Reich and Lièvre was a chain of stores across California in the early 1900s, focusing on upscale women's apparel, a format known at the time as "cloak and suit shops". Founded by Maurice Reich and real estate broker George Lièvre and based in San Francisco, it had multiple branch locations in that city as well as Oakland (1530 Broadway), San José, Sacramento (808 K St.), Stockton, Fresno, Los Angeles and San Diego.

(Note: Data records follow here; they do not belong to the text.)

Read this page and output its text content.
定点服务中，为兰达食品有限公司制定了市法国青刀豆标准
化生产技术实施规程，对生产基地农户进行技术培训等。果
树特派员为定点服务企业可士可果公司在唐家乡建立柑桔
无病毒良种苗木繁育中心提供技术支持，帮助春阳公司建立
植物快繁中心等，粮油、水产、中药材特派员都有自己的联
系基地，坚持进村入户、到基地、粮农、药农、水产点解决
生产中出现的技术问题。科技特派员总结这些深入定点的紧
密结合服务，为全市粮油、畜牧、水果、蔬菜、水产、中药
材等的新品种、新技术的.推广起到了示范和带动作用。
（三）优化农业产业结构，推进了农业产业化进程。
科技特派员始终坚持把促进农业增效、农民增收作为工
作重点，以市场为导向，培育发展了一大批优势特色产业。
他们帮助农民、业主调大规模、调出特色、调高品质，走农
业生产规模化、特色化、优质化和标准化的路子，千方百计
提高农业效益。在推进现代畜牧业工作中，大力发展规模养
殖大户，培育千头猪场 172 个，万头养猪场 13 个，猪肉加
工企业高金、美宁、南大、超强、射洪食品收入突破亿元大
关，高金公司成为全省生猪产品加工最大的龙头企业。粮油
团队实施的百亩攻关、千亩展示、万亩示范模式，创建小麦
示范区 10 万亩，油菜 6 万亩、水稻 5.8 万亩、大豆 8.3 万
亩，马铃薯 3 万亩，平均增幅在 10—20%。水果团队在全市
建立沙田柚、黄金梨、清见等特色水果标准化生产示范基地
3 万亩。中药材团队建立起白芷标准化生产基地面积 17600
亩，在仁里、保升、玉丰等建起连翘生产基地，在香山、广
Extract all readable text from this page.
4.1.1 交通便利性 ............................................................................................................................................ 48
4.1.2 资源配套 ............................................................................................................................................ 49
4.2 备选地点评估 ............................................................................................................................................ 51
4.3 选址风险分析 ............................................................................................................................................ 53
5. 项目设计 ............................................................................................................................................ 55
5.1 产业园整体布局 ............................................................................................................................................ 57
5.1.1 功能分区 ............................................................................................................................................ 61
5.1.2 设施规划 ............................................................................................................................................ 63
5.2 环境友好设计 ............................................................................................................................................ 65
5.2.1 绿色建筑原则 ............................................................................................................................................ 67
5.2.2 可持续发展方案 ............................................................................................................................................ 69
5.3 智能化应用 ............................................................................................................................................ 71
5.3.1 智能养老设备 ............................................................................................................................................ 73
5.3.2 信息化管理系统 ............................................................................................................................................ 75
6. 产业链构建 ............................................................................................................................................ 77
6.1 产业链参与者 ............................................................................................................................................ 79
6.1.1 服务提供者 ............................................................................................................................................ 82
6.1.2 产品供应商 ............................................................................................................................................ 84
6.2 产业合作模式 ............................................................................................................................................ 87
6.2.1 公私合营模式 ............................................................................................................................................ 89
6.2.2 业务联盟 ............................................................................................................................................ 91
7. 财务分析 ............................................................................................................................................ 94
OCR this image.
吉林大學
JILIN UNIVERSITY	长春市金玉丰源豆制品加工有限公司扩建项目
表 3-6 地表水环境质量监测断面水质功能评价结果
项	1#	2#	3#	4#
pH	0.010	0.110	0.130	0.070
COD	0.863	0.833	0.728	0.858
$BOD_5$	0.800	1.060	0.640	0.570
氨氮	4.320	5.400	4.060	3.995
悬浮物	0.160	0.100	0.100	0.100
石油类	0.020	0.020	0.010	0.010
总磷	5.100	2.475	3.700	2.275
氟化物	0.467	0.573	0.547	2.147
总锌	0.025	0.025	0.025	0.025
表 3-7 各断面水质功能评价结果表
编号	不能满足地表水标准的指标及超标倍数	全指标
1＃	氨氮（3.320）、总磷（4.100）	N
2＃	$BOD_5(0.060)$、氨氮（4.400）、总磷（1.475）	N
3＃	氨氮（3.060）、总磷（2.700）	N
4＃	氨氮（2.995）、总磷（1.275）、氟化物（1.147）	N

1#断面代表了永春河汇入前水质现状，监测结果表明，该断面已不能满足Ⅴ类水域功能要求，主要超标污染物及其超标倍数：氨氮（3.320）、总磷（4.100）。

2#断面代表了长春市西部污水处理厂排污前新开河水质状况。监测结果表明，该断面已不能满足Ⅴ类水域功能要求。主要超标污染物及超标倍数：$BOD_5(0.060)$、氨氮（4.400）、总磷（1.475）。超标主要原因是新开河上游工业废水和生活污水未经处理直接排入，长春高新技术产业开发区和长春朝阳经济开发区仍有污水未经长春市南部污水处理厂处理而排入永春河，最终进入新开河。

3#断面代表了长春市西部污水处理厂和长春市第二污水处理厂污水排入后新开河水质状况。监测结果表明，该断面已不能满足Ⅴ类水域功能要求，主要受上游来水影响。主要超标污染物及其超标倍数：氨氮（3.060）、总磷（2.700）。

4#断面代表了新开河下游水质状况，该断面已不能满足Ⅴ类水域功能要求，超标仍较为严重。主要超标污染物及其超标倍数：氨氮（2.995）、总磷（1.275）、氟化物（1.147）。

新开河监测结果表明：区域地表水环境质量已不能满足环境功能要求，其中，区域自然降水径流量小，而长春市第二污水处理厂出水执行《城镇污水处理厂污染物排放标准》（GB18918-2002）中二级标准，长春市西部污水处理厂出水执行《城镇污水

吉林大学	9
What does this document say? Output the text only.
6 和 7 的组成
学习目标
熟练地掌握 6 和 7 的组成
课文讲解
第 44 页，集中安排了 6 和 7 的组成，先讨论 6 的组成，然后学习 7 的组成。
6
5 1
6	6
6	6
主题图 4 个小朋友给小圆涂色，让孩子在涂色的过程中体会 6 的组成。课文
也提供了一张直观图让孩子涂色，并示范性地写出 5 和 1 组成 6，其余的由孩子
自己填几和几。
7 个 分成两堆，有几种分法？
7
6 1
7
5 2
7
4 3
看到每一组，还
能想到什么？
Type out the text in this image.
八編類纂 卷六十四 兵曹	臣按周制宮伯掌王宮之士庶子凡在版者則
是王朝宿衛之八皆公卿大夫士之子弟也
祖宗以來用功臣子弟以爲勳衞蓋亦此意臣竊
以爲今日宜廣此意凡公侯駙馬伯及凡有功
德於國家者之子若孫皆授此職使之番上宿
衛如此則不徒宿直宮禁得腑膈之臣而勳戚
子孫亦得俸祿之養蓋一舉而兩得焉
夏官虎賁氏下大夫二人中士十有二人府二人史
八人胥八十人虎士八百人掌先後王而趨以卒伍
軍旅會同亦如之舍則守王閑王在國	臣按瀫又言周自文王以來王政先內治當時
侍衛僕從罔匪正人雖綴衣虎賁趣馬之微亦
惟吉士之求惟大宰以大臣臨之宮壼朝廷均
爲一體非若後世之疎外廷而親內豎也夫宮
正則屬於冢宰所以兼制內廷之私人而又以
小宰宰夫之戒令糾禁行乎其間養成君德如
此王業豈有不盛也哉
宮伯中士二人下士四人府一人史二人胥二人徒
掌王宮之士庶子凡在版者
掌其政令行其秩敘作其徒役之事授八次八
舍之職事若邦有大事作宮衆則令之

In 1920, Mr. Reich bought out Mr. Lièvre, but the name was kept.
==Locations==
The Los Angeles store was located at the Issacs Building, 737-745 S. Broadway.

In Oakland, an expanded store opened in a dedicated, luxurious new building 1922. The architect was William Knowles.

In Sacramento, too Reich and Lièvre was considered a leading women's fashion store along with Weinstock's.

==Product lines==
As of 1922, the Oakland store, for example carried (for women) gowns, suits, wraps, coats, dresses, informal frocks, millinery, hosiery, veiling, neckwear, handkerchiefs, underwear, petticoats, blouses and sweaters, as well as in new departments sports apparel, shoes, jewelry, handbags, gloves and corsets. The store also carried infants' wear, children's wear, and housed a beauty shop.
==Epilogue==
The retailer went out of business in 1927. The four-story, 50000 sqft Oakland store became a branch of the Bedell chain.

In San Francisco, the 51 Stockton St. store near Union Square became Reich's.

Reich's grandson, Jay Rich, as of a 1982 report, ran a chain of Rich's Women's Apparel stores in Sacramento, Carmichael, Yuba City and Roseville, California.